Egypt recently lost the lawyer, politician, and some-time political prisoner Talaat al-Sadat, who was the nephew of Egypt’s former president Anwar al-Sadat.
WATANI International
25 November 2011
Egypt recently lost the lawyer, politician, and some-time political prisoner Talaat al-Sadat, who was the nephew of Egypt’s former president Anwar al-Sadat.
Sadat was born in 1946 in the village of Tala in Menoufiya in the Nile Delta. He earned a law degree in 1985, and advanced in his career to become a lawyer with the Court of Cassation. He was also a legal consultant for several local and international companies.
Defender of difficult cases
As a lawyer, Sadat gained a reputation for not shying away from ‘difficult’ cases. Among the famous cases he undertook was to defend the 27-year-old Mohamed Abdel-Latif, a poor man who had been accused of brutally slaughtering 10 persons in a village in Beni Mazar in Minya, Upper Egypt in December 2005. The crime rocked Egypt, and was inexplicable since the 10 persons were killed at the same time in different houses in a row, for no fathomable reason. Unsubstantiated rumours were circulated that the killings had to do with the curse of the Pharoahs, and were linked to the theft and smuggling of Pharaonic antiquities, or the desecration of ancient Egyptian sites. The police, under pressure from the public to find the murderer, caught Abdel-Latif and prosecuted him, but Sadat, who volunteered to defend him, succeeded in securing a non-guilty verdict for him. To date, however, the crime remains shrouded in mystery and no culprit was caught.
Abrasive opponent
Sadat was famous for his aggressive, bristly opposition of the pre-25-January-Revolution regime.
In 2006, marking the 25th anniversary of his uncle’s death, Sadat accused unnamed generals in the Egyptian military of masterminding the assassination plot. He was arrested on 4 October 2006 and, on 31 October, sentenced Sadat to one year in prison for defaming the Egyptian armed forces. At the time, his arrest and conviction were criticised by Egyptian human rights groups and the United States State Department.
A staunch critic of the former regime, Sadat aggressive attitude toward some businessmen who were close to Gamal Mubarak, who before outset Mubarak was prepared to be inherit president.
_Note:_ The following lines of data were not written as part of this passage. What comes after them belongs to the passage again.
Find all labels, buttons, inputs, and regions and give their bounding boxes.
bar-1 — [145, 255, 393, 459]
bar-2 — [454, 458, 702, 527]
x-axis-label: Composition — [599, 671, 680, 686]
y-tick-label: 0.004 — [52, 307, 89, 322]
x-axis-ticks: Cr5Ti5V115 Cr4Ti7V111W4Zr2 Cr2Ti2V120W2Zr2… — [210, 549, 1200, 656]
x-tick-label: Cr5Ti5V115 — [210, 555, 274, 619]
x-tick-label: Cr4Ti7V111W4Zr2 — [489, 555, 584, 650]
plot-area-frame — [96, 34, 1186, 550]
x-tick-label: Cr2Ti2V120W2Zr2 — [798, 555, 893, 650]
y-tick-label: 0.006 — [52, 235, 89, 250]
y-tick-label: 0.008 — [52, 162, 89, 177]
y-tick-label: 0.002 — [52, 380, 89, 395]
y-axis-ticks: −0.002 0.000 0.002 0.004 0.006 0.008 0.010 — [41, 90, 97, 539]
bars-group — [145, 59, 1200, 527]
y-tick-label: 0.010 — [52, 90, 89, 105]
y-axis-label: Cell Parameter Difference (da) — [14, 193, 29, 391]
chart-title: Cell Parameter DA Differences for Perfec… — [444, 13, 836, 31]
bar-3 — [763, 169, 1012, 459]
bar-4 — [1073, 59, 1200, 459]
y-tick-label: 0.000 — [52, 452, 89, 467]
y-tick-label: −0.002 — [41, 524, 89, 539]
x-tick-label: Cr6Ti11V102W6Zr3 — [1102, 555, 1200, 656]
A verbal clash with the tycoon MP Ahmed Ezz in Parliament in 2010 ended with Sadat taking his shoe off and threatening his opponent. He had publicly questioned Ezz on the means by which someone as young as him could amass fortunes estimated at EGP40 billion.
Sadat remained insistent that more of his shoes would be raised at all the politicians he saw as “corrupt”.
In 2006, Sadat was the first MP to propose a bill to take a president to court. His proposal included 22 reasons for trial, among them treason, breaching or disabling provisions of the Constitution, intentional violation of laws or regulations that result in loss of the State’s financial rights, interfering with the judiciary, and manipulating or rigging elections or referenda.
Egypt at heart
Following the 25 January Revolution, Sadat was elected as the new chairman of the now defunct National Democratic Party once the former president Hosni Mubarak resigned from the post. In April, however, the NDP was dissolved by a court order and its assets handed over to the government. Sadat decided to form a new party, and was in the process of establishing the Egypt National Party shortly before his death on 20 November.
Shortly before his death Sadat had attacked the Muslim Brotherhood and likened them to the NDP, saying, “They have prepared themselves to rule the country. But we will never allow them to do so, since they would turn Egypt into another Afghanistan.”
Egypt, Sadat insisted, today needs someone like Gamal Abdel-Nasser, who would opt for discipline not for revenge. A man, he said, who would raise the values of citizenship, regain Egypt’s plundered money, and confront any attempt to undermine Egypt.